Out of 1024 posters presented at the diagnostics conference, which is the largest of its kind globally, the poster for our new ApoE4 test, presented by our R&D Scientist Dr. Emma Harte, was one of only 29 to receive this prestigious award.
Emma is one of a team of Randox scientists at our Teoranta site in Dungloe, Co. Donegal, Ireland who carried out this pioneering Alzheimer’s research.
The ApoE4 poster demonstrated the work involved in the development of our ApoE4 blood test, performed on our patented Randox Biochip Array Technology. This blood test is an affordable method of identifying patients at risk of developing Alzheimer’s Disease, and provides a faster alternative to standard testing which analyses a patient’s DNA. Standard molecular testing can be both time-consuming and expensive.
The Randox ApoE4 Biochip Array can conduct multiple diagnostic tests on a single blood sample, which has both cost and time-saving benefits, in addition to a rapid diagnosis for the patient.
The Randox Biochip analyses the Apolipoprotein E (ApoE), a gene which is recognised as one of the most significant genetic risk factors for dementia and other neurodegenerative diseases.
There are three versions of the ApoE gene: E2, E3 and E4. The E4 version increases a person’s risk of developing late-onset Alzheimer’s disease, and it may also be associated with an earlier onset of memory loss.
Each parent passes on one ApoE gene to their child. Around 25% of the population inherit one copy of the ApoE4 gene. Inheriting two copies of the E4 variant increases a person’s disease risk by 10 times or more.
Our research into the identification of this gene was conducted in conjunction with our colleagues at the Medical University of Vienna, and verified the accuracy of the Randox Biochip Blood Test by analysing 384 samples and comparing the results to that of a standard molecular diagnostic test. Both tests provided the same accurate results, however the Biochip test results were available in a significantly faster 3 hours.
In combination with information on medical and family history, medication, and lifestyle, an individual’s ApoE4 status, as obtained from the Randox Biochip test, can go a long way in advising personalised medicine for the patient.

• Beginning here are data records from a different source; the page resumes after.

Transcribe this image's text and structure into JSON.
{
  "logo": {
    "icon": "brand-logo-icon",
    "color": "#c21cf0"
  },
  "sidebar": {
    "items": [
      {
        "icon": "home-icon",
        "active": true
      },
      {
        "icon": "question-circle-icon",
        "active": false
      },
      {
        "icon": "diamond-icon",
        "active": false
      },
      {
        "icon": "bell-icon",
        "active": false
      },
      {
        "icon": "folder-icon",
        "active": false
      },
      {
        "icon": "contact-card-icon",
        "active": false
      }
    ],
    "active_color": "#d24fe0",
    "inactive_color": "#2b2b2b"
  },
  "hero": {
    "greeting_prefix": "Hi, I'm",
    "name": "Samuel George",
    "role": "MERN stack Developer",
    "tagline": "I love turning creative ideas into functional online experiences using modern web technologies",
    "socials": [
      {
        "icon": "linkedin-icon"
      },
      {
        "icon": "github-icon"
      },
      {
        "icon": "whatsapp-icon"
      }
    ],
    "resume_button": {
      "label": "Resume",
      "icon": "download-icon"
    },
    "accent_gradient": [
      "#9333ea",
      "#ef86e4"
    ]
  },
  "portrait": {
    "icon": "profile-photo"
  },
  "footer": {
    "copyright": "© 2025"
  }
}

“This type of testing is important in our quest to understand and diagnose Alzheimer’s and empower patients to understand risks, consider medication, and even make early lifestyle changes,” said Emma, our R&D Scientist.
“Pairing this test with medical and family history for risk of Alzheimer’s disease has the real potential to advance personalised medicine. This fast, accurate testing will allow doctors and patients to make more informed choices earlier to potentially slow the possible progress of Alzheimer’s.”